Love Mark Knoller for his geeky charm.
Meanwhile, Joe Scarborough can bite me. Can’t believe he blocked me before I could unfollow his annoying ass.
JenJen
@Bender:
Which, I think, gets us to Example #429 of “Hey, maybe if it didn’t take 7+ years to try KSM we’d have a comparative Bush quote?”
Do you Twitter?
mcd410x
@Libby: Hear, hear. Twitter is best as a news aggregator.
Also, if John can figure out Twitterfeed, we can get automatic Balloon Juice updates on Twitter … *crossing fingers, legs, everything pretty much* … lol.
JenJen
@Libby: It’s like our own JournoList. ;-)
soonergrunt
@Bender:
You really are sad, coming here with that. Were you hoping to convert someone or are you just too stupid to smell the rancidness of your three-day-old diapers?
Did your parents have any children who lived?
Libby
@JenJen: It is like having your own journolist and I really like that you can choose who shows up in your stream. I can’t follow 1000 people. I feel too overwhelmed, but I can still keep track of the big, popular, prolific tweeps via the RTs of the ones I do follow that follow them too. Like the APStylebook parody was too much, but they get Rt’ed enough that I feel like I’m still sort of following them without losing my low tweet peeps in the stream.
OK, now I really have to focus on this moving thing. Later you fabulous people. Haven’t been commenting in ages here, but I do lurk regularly to get my fix of pithy BJ commentary. Love you all.
asiangrrlMN
@PaulW: Yes. I am.
@R-Jud: Aw, don’t feel like that! Does it help if I say that seventy-five percent of what I’ve written is crap?
As for Twitter, I still am not into it, but it’s fun to see who from BJ starts following me.
R-Jud
@asiangrrlMN:
Only marginally.
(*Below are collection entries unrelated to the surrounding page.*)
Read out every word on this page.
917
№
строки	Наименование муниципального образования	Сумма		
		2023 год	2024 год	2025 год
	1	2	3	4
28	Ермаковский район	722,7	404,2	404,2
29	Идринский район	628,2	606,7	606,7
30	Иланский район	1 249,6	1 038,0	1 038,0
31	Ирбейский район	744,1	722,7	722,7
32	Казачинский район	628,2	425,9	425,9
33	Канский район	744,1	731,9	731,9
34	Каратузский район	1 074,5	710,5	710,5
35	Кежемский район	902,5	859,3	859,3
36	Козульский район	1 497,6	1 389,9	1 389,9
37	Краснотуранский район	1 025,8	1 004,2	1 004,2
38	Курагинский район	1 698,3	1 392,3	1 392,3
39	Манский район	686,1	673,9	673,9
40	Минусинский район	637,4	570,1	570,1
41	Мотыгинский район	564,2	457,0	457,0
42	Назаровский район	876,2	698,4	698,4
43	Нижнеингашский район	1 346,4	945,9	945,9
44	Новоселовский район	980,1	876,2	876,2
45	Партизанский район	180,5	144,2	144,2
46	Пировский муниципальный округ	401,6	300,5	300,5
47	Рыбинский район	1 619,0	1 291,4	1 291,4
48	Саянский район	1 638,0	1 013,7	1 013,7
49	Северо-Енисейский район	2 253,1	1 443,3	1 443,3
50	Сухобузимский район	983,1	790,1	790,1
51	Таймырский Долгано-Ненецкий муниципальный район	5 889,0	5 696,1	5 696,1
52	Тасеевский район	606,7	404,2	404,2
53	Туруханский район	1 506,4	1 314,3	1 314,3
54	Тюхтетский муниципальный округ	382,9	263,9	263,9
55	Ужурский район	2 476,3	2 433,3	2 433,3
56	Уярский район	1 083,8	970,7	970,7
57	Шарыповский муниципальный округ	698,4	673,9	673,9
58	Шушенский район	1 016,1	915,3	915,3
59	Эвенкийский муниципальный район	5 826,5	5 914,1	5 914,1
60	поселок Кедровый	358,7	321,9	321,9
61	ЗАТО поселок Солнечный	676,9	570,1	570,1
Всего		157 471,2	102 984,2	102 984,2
My crap-not-crap ratio is about 2:1.
And I’ve tweeted more today than I have in the past three months, so if you’re following me, be prepared for the silence.
Profound silence, of course.
D-Chance.
Called it.
D-Chance.
Called it. Like watching a father trying to construct that bicycle on Christmas eve…
Royston Vasey
@asiangrrlMN: I’m now following you
=)
asiangrrlMN
@Royston Vasey: Ah! That’s you. Cool. Thanks for letting me know.
@R-Jud: Heh. I am following you. I don’t twit at all. As for NaNoWriMo, I gotta go with my strengths!
mandarama
@Grumpy Code Monkey:
I have to say, reading your post actually made me feel a clench of fear in my middle. The horror, the horror!
JenJen
@Grumpy Code Monkey:
I realize mandarama singled out this Very Important Message from Grumpy, just above, but honestly, it bears repeating, people.